Mr. Alington sighed gently and modestly at this reminiscence, like a retiring man humbly thankful for the opportunity of aiding in a good work, and Jack for a moment was puzzled. Then, remembering he was dealing with a man of business, he laughed. The thing was excellently recited with praiseworthy gravity.
“The stage has lost an actor,” he observed, “even if the world has gained a director. Admirable, my dear Alington. But why, why keep it up with me? I assure you I am not shocked.”
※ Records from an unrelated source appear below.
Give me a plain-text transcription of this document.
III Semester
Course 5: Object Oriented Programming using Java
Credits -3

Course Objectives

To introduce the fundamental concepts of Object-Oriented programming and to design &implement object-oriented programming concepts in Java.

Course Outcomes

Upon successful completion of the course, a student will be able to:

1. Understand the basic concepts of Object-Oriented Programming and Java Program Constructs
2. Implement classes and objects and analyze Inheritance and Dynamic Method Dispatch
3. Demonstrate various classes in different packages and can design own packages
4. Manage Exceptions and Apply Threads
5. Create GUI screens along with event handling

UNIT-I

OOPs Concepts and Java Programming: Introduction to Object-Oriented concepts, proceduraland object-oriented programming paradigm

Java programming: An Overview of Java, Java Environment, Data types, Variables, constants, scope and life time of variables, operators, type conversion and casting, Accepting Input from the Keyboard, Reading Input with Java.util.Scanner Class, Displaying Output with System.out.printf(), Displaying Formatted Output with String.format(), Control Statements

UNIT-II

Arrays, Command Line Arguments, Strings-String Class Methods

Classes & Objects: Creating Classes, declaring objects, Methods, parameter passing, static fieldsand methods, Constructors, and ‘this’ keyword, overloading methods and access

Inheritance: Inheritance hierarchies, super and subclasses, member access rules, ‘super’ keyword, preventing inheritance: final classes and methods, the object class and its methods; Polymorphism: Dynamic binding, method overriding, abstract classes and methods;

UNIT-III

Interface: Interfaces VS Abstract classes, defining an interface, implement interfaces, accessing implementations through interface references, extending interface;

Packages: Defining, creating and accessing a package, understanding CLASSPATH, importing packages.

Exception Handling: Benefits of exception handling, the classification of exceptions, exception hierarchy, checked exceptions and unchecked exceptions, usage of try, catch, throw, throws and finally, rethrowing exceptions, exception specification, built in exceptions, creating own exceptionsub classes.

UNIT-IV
Mr. Alington looked up in surprise.
“An actor? Not shocked? Keep it up?” he queried. “I do not understand.”
“You are inimitable,” said Jack.
Mr. Alington got up.
“You don’t understand me,” he said with a certain warmth, “and you wrong me. I gather from your words that you have doubts of my sincerity. By what right, if you please?”
Jack was grave in an instant.
“I beg your pardon,” he said. “I see that I was in the wrong.”
The heat died out of Mr. Alington’s face; there was no reproach in his mild, benignant eye. A kind, Christian gentleman looked gently at Jack.